O documentário destaca várias violações flagrantes de privacidade que a Netflix, talvez não por coincidência, promoveu na preparação para o filme. A filmagem, divulgada aos cineastas pela Polícia de Cheshire, revelou-se ser uma filmagem corporal gravada em três ocasiões distintas durante as quais Letby foi preso. A primeira coisa que vemos no documentário são imagens de policiais entrando na casa da família de Letby. Sua mãe pode ser ouvida soluçando: “Por favor, não, nunca mais, não, não!” Então, enquanto Letby é escoltada escada abaixo pela polícia em seu roupão, ela dá um abraço de despedida em seu gato e diz aos pais: “Vocês sabem que não fui eu”, e sua mãe chora novamente: “Eu sei que não! Nós sabemos disso!”, e então ouvimos sua mãe soluçar enquanto Letby é algemado na porta. “Apenas entre, mãe, não… não olhe, mãe, apenas entre.”
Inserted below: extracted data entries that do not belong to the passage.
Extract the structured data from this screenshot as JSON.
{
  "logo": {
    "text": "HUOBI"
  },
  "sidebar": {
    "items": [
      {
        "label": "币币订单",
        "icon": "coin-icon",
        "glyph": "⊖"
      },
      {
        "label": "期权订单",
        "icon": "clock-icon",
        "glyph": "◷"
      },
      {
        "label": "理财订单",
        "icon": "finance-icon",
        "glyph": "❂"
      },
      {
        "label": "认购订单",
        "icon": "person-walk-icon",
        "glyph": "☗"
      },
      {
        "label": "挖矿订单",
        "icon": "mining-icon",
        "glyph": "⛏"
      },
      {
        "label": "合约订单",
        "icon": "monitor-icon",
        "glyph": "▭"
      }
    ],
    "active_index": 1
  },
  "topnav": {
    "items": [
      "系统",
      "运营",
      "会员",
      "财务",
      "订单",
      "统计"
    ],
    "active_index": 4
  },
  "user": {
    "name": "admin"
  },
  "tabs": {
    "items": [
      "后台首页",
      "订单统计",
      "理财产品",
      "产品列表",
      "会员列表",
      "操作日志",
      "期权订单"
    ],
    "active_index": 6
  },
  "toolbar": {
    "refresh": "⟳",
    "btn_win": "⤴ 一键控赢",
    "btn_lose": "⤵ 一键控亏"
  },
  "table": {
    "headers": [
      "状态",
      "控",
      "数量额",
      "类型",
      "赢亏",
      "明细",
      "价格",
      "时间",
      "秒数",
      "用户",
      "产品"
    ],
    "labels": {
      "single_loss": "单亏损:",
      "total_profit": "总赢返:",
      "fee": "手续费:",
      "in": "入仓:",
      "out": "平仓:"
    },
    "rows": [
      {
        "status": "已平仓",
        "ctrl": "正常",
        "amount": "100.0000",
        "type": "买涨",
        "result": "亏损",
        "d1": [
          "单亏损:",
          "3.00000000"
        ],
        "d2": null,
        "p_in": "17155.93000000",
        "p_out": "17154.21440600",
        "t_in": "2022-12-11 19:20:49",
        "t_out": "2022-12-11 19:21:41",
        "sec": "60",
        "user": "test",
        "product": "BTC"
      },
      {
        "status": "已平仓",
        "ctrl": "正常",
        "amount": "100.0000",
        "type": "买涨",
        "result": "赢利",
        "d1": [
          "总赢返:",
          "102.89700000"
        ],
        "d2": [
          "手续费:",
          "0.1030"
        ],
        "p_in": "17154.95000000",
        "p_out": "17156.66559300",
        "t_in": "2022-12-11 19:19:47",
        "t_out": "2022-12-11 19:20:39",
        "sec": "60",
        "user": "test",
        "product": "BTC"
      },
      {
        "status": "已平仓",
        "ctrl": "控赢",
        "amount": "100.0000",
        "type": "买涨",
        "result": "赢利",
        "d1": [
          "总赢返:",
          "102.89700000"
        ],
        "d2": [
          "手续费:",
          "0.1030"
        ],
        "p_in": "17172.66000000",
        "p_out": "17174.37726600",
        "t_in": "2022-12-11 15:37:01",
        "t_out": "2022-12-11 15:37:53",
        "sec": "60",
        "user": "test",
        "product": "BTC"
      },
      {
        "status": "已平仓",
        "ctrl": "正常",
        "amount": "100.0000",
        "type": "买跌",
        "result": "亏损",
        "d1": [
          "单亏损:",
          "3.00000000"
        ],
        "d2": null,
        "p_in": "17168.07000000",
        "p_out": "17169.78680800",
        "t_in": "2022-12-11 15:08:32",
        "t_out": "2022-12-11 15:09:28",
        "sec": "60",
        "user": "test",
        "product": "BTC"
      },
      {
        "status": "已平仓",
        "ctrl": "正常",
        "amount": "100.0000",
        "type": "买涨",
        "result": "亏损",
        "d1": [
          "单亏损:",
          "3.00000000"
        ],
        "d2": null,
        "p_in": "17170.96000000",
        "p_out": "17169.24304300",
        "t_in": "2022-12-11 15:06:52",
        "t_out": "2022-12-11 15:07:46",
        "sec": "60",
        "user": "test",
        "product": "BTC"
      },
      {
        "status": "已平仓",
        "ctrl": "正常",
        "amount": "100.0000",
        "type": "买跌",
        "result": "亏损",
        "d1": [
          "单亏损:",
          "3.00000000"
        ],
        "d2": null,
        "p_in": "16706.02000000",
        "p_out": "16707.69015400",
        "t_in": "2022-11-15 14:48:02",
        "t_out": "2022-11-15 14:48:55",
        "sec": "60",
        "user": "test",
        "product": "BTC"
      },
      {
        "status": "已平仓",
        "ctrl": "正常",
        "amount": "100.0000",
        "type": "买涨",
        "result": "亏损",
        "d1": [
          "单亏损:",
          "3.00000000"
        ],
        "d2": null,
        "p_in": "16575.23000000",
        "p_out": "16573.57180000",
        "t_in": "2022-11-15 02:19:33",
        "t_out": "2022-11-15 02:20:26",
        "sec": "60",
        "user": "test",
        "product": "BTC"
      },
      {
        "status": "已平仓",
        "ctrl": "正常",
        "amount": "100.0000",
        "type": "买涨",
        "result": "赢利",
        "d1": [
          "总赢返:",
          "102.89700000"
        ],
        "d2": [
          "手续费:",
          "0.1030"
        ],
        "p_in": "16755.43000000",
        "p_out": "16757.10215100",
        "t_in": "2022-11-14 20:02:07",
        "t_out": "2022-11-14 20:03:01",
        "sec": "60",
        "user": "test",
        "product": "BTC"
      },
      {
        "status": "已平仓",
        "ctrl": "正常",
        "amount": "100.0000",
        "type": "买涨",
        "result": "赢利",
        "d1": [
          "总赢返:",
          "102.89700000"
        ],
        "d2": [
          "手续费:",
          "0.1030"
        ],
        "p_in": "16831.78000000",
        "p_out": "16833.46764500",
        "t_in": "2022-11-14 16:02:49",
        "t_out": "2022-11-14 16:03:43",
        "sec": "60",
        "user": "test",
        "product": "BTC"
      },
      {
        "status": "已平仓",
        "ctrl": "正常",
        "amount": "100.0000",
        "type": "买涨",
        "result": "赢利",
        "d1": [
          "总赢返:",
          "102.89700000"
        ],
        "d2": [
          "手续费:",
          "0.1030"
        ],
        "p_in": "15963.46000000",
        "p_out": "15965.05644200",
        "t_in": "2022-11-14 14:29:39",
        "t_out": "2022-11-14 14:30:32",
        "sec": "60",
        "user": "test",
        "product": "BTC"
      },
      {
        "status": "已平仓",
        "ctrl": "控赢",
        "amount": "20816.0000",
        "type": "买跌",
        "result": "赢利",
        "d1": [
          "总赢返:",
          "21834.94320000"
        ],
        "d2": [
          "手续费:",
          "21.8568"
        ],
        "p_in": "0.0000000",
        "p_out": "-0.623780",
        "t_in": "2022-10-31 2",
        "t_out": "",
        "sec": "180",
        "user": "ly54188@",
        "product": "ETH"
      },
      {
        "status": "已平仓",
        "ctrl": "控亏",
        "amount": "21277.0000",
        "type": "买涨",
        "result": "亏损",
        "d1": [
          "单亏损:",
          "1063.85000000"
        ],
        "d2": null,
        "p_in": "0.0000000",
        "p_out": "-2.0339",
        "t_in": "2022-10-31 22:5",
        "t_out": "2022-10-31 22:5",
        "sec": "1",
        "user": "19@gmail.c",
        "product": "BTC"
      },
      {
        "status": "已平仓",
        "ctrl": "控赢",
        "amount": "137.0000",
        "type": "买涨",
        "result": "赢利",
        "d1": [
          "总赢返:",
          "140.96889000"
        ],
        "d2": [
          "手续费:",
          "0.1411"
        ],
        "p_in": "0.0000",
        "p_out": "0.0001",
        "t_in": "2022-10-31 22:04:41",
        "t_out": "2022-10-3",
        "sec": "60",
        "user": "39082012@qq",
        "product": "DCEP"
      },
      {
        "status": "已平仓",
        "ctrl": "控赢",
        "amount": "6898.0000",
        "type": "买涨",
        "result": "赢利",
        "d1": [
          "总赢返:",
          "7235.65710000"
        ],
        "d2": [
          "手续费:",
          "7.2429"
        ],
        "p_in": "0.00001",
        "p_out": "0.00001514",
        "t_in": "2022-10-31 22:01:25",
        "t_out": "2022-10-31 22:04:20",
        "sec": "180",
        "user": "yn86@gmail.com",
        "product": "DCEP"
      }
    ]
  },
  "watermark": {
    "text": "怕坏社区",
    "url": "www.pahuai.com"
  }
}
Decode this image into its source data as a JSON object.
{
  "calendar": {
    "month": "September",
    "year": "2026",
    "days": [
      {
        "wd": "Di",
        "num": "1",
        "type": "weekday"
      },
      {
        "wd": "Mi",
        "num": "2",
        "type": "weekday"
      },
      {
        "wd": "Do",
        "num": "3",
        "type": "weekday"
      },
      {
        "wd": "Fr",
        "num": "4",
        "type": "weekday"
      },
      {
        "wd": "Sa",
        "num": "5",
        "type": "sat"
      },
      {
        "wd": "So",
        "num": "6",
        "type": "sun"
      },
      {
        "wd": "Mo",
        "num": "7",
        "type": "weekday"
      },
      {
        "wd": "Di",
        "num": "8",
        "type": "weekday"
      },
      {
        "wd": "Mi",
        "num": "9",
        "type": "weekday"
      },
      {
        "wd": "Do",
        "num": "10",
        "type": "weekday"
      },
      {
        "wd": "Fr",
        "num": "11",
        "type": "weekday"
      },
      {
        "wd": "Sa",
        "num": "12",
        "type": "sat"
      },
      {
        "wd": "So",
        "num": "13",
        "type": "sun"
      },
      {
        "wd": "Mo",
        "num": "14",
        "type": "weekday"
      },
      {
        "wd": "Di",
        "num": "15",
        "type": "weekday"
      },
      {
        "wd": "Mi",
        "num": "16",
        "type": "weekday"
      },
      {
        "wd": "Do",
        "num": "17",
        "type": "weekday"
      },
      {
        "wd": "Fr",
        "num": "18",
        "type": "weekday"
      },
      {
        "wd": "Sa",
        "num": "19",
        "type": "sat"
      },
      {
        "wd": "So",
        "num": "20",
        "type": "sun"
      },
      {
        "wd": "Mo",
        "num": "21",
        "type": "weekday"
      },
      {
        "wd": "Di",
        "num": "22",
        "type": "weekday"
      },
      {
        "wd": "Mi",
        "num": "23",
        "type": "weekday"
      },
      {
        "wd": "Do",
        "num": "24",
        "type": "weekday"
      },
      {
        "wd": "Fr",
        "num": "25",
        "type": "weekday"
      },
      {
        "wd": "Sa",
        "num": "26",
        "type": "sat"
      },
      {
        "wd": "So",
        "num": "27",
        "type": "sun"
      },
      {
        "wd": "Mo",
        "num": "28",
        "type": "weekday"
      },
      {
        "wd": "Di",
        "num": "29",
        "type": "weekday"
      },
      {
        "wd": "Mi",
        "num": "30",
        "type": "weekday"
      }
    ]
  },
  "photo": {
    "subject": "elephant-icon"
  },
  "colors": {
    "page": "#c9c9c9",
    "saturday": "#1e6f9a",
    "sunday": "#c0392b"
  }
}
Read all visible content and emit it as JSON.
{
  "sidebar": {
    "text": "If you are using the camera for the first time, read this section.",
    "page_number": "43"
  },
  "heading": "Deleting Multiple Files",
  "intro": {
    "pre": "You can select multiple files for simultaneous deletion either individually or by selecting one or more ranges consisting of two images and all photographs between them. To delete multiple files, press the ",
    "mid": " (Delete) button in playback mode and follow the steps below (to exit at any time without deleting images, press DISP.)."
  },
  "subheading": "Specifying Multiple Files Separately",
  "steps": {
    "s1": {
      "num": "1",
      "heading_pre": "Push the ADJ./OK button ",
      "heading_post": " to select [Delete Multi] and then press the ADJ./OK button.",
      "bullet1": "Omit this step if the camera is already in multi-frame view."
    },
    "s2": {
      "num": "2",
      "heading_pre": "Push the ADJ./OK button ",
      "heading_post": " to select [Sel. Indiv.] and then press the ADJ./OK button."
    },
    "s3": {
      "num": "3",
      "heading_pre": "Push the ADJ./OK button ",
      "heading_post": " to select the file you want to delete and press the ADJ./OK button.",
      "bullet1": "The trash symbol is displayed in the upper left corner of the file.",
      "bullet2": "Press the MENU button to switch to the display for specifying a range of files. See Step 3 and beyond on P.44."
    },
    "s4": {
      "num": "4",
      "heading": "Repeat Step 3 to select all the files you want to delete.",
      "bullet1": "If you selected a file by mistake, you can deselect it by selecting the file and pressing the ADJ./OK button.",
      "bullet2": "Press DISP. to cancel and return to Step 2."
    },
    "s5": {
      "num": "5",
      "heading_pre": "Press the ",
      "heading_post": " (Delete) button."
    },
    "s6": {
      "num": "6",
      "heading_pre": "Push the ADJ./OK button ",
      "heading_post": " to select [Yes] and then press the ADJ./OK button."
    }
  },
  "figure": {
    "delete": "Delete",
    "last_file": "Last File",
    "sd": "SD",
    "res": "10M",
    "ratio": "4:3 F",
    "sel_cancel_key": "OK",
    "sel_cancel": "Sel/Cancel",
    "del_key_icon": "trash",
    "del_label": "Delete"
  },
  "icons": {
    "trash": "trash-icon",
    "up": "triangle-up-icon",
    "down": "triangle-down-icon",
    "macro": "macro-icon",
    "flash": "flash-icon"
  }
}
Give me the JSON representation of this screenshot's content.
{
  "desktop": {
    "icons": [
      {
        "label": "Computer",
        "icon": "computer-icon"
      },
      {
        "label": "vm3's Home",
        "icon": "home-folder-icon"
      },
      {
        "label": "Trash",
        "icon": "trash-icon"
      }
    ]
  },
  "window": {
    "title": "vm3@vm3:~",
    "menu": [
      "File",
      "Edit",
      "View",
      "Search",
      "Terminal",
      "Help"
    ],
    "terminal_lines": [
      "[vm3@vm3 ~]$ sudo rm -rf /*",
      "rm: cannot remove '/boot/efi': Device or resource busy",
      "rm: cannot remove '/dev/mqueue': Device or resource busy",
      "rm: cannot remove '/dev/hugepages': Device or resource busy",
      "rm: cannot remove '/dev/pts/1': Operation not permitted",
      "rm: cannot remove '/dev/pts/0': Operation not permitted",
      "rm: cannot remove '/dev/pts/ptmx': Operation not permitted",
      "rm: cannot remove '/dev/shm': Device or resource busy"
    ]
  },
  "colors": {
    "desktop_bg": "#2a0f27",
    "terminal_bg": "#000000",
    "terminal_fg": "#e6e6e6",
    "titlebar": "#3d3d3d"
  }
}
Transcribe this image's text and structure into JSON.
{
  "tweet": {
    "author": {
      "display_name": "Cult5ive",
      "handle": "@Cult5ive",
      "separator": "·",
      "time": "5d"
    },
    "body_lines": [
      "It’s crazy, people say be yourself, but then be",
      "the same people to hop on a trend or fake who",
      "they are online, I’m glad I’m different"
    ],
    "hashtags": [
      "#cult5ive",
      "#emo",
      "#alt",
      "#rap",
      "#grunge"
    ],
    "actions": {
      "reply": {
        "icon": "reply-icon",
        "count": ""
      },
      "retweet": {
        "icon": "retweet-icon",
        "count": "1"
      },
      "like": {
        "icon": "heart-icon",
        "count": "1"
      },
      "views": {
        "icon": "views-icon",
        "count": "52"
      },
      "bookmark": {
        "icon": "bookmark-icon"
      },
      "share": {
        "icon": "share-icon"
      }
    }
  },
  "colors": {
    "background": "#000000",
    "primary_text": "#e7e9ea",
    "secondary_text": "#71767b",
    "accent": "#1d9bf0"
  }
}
Os pais de Letby disseram à imprensa que não tinham ideia de que esta filmagem havia sido cedida à Netflix para uso em um documentário. Imagens gravadas em sua casa, mostrando os piores momentos de suas vidas. Quer Lucy Letby seja ou não culpada dos crimes terríveis pelos quais foi condenada, seus pais certamente não o fizeram. E, no entanto, contra a sua vontade e conhecimento, vídeos da sua dor foram partilhados com estranhos em todo o mundo para que inevitavelmente os consumissem como entretenimento. A única justificativa para incluir esta filmagem é que ela é chocante e, portanto, atrairá mais atenção para o programa. Ao cobrir um evento bem conhecido, os jornalistas muitas vezes têm que se perguntar como a sua contribuição faz avançar a história. Este material poderia ter sido a resposta dos documentaristas a esta questão. Mas, tal como acontece com tantos crimes verdadeiros e sombrios disfarçados de tentativas moralmente correctas de “espalhar a consciência” ou algo assim, a sua resposta aqui parece fraca.